As AI systems grow increasingly specialized and complex, managing hardware heterogeneity becomes a pressing challenge. How can we efficiently coordinate and synchronize heterogeneous hardware resources to achieve high utilization? How can we minimize the friction of transitioning between diverse computation phases, reducing costly stalls from initialization, pipeline setup, or drain? Our insight is that a network abstraction at the ISA level naturally unifies heterogeneous resource orchestration and phase transitions. This paper presents a Reconfigurable Stream Network Architecture (RSN), a novel ISA abstraction designed for the DNN domain.
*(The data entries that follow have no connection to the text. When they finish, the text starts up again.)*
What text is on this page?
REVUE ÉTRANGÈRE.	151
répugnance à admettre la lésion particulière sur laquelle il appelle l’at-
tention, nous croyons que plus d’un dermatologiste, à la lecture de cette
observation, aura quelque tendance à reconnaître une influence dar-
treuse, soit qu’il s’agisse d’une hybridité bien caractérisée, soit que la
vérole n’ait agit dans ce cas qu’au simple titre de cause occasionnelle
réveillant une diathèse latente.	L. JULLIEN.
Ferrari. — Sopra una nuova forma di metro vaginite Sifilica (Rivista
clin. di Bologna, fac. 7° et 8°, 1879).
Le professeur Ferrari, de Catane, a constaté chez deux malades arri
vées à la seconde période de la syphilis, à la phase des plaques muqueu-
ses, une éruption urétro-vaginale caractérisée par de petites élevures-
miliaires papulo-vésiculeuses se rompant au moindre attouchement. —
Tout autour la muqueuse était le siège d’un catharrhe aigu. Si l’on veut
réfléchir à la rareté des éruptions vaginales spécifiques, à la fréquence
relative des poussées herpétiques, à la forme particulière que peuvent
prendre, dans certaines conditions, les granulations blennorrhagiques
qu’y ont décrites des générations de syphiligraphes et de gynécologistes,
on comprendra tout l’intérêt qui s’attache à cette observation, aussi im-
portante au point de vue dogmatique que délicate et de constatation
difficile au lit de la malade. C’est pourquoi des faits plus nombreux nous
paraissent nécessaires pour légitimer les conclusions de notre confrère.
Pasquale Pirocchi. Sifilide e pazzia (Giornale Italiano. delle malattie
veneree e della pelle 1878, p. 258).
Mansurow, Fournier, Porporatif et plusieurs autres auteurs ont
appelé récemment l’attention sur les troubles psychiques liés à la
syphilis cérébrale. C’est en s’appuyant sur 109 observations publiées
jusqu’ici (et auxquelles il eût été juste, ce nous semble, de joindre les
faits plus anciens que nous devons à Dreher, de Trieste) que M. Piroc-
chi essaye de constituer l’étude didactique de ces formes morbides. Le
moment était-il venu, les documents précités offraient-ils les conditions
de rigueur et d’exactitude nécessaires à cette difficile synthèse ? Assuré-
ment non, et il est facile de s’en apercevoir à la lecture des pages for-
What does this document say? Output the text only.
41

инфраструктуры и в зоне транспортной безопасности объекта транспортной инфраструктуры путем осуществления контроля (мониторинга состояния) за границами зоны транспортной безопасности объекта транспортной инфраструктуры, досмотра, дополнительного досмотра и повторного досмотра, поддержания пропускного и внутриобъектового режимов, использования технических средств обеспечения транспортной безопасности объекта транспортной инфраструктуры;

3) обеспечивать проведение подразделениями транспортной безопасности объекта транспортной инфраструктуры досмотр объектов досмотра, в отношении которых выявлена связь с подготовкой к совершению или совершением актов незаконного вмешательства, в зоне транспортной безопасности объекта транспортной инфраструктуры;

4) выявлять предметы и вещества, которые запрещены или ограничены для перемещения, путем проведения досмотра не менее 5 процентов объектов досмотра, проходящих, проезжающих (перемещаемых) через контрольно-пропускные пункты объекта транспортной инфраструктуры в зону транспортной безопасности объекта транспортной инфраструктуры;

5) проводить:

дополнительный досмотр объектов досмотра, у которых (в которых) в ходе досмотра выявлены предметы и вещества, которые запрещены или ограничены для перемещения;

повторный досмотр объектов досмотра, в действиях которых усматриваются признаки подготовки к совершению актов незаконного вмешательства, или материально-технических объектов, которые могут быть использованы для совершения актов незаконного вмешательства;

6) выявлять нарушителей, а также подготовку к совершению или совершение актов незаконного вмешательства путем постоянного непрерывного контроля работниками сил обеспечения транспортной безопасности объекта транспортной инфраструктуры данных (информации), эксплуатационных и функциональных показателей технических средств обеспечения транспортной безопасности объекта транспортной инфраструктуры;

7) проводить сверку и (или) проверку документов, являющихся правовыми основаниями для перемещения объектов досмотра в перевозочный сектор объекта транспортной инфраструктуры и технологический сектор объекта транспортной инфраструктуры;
RSN models the datapath as a circuit-switched network with stateful functional units as nodes and data streaming on the edges. Programming a computation corresponds to triggering a path. Software is explicitly exposed to the compute and communication latency of each functional unit, enabling precise control over data movement for optimizations such as compute-communication overlap and layer fusion. As nodes in a network naturally differ, the RSN abstraction can efficiently virtualize heterogeneous hardware resources by separating control from the data plane, enabling low instruction-level intervention. We build a proof-of-concept design RSN-XNN on VCK190, a heterogeneous platform with FPGA fabric and AI engines. Compared to the SOTA solution on this platform, it reduces latency by 6.1x and improves throughput by 2.4x-3.2x. Compared to the T4 GPU with the same FP32 performance, it matches latency with only 18% of the memory bandwidth. Compared to the A100 GPU at the same 7nm process node, it achieves 2.1x higher energy efficiency in FP32.